How newbie got Ångström demo working

Kevin Uhlir wrote:

Vfat..hmmm... well I could use that for the logs. Since log files would be somewhat "similar" to writing pictures sequentially, which is what the camera would do, it should fit their "possibly simple or non-existant leveling method".

I don't see vfat supporting anything like data=ordered for ext3. I'm left with the sync option. I'm still thinking I might beat the wear-out issue by simply scheduling copy and replacement once a year, then give away the old SD card to some unsuspecting person. Still I think I'll take the vfat advice in combination with scheduled replacement.

Ext3 is probably similar enough, and you'd get the journaling benefit as well.
But yea, I'd definitely schedule replacement--- and when picking the replacement
candidate buy two and abuse the daylights out of one first to see what happens.
I have seen a couple of SD/MMC controllers get completely hung up on an error,
to the point that you just pitch the card. Little postage-stamp-sized
doorstops, as I remember it.

I assume jffs2 would be the right choice for a rootfs on the nand flash on the board.

Yes, or perhaps yaffs. I haven't had time to look at the UBI stuff, maybe
there's something there too.

However if I mounted it read-only I could still choose ext2 for performance

reasons.

True, if you could create the image offline and then dd it into the device.

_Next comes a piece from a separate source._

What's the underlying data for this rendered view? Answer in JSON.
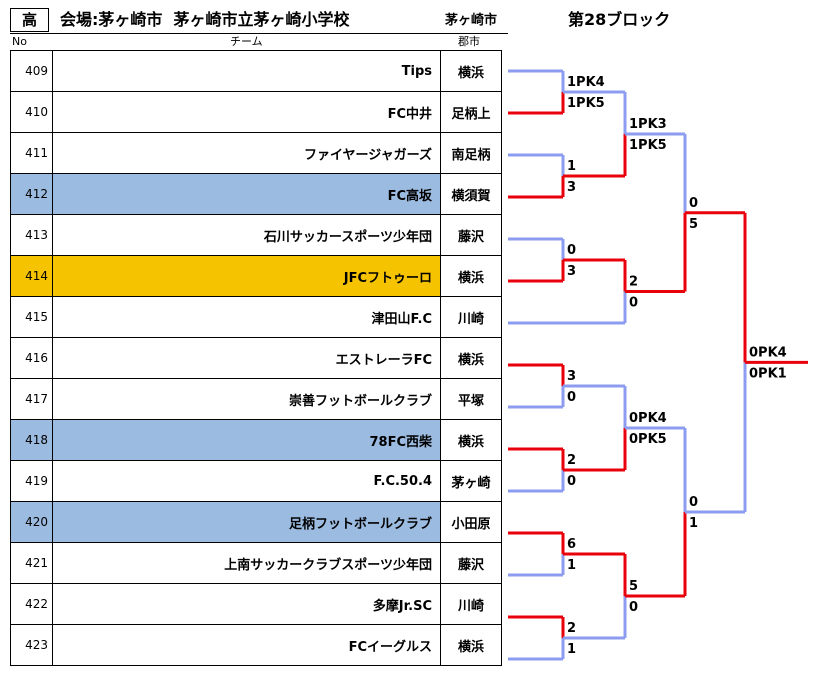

For read throughput, once you're mounted the performance difference might not be
all that different between ext* and the various *ffs*-en, because the kernel's
VFS stuff works to your advantage for both. JFFS has a reputation for slow
mounting, but "summary nodes" can speed that up if you enable that feature. If
your system even cold-boots at all, I mean--- most of my platforms are up so
long, the reboot time doesn't matter because it's only done a few times a year.

I'd probably go with one of the ffs-en rather than ext even in a presumed
read-only scenario. Because then if you changed your mind later about
read/write you wouldn't have to reconfigure the system--- just remount if
necesssary, and you're good to go.

b.g.

Thanks, didn't know that.
I've not noticed any problems yet although it is very early days.